(From left) John Malinoski, Ashley Kistler and Rob Carter atop the Hope Wall
If you happen by the corner of Shields and Grove avenues during mid-afternoon today, Jan. 17, the people you will see installing art on the wall there aren’t graffiti or mural artists. This is the Hope Wall, which for more than a year has featured a rotating collection of posters from artists around the world that address the theme of hope for social and racial equality.
Richmond is a city of murals that are often vibrant and illustrative — but static. Ashley Kistler, whose wall it is, serves on Richmond’s Public Art Commission. Over her career she has been a curator at the Virginia Museum of Fine Arts, the Visual Arts Center of Richmond and Virginia Commonwealth University’s former Anderson Gallery.
“The idea was born about a year and a half ago,” she explains, “during a studio visit with [graphic designer] John Malinoski."
Kistler saw a poster of Malinoski’s with the word “Hope” in the design of “wonderful, playful characters.” The piece came from a commission that didn’t materialize. She offered her wall as an alternative site to display the poster.
“John and Rob Carter are both poster and wheat-paste people, among many other things, and this is an aspect of their design practice,” Kistler observes. “As events in and outside Richmond unfolded, I thought this would be a way to demonstrate some form of belief in the future. I give credit to Rob for the more expanded vision.”

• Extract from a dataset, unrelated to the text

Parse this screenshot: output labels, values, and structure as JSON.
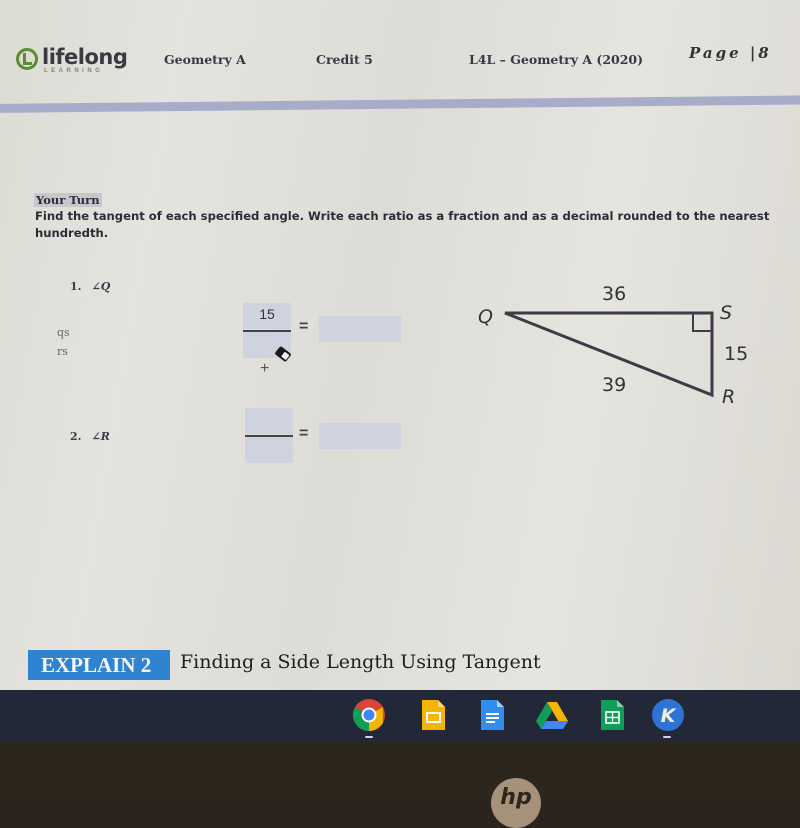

The Hope Wall is an ever-changing commentary with the participation of many voices. Among them is an international array of designers and artists along with a strong Richmond contingent. Young designers are represented in addition to well-established professionals. They include Jean-Benoit Levy, David Carson and Chicago-based artist Joseph Michael Essex, a 1970 graduate of Richmond Professional Institute (VCU’s precursor).
This method of capturing ideas or presenting images has a long history, similar to Morris columns covered in advertisements that can be seen in the plazas of European cities. In Holland, there is the “muurkrant,” literally, “wall [of] news.”
“John and I have been involved with wheat pasting posters since our VCU days together,” Carter says. “We were office mates, have like philosophies. We’ve always been advocates for posting up public messages. They’re immediate communication. And you are right, this is a mural city. We looked at this as an opportunity to expand that with more transformative language.”
They started wheat pasting years ago through a VCU faculty and student exchange program with the renowned Gerrit Rietveld Academie in Amsterdam. Carter recalls, “We got involved in wheat pasting posters on brick walls outside of the Pollak Building and got in trouble with VCU cultural police for posting without permission.”
Kistler thinks of the wall not as a gallery, but as a form of canvas. “It’s important to us, too, the whole history of the wheat-pasted poster plays into this sense which is open-ended and fosters a little different dialogue,” she says.
The project is do-it-yourself and inexpensive. Malinoski cooks the wheat paste in his kitchen. The poster ideas are sent to the Hope Wall team by artists and former students via JPEG or PDF. The posters are printed for about $11 each.
Before the commodification and homogenization of nearly everything, poster art provided lively and often provocative commentary and was a source of information. Carter points to the history of theatrical and political posters in Poland. John Heartfield’s anti-war posters and photo montages (mashups, we might say today) on the walls of Berlin protested the rise of Nazism. They’re proto-memes.
“They were often putting those up in the dark of night for fear of reprisal,” Carter says. “Not the way we do it here. We do it in broad daylight.” Wheat pasting is a way to convey information visual and verbal. Once they’re put up, the posters have a life expectancy of a few days or a couple weeks. “The whole wall is a layered substrate of visual ideas.”
Malinoski says they had to strip the wall bare during 2020’s unusually warm and wet autumn. “We didn’t really have the glue amount right,” he says, “so we started to have a double problem,” in that through the process of clearing the wall for new work, the previous pieces came to light. “That created a wonderful juxtaposition of imagery.”
One of the intriguing components of the project is how the posters manage to jibe. “Some speak louder than others,” Malinoski says. “Once they get on the wall — and this happens every time with the series — they all relate well to each other.”
By the projected end of the run, around August, some 150 posters will have gone up, and gotten covered over. The work is being documented by the husband-and-wife team of Brian and Erin Hollaway Palmer.
“The plan is to create a book out of the project at summer’s end,” Kistler says, adding, “Rob and John are book designers, so we couldn’t conclude this without a book.”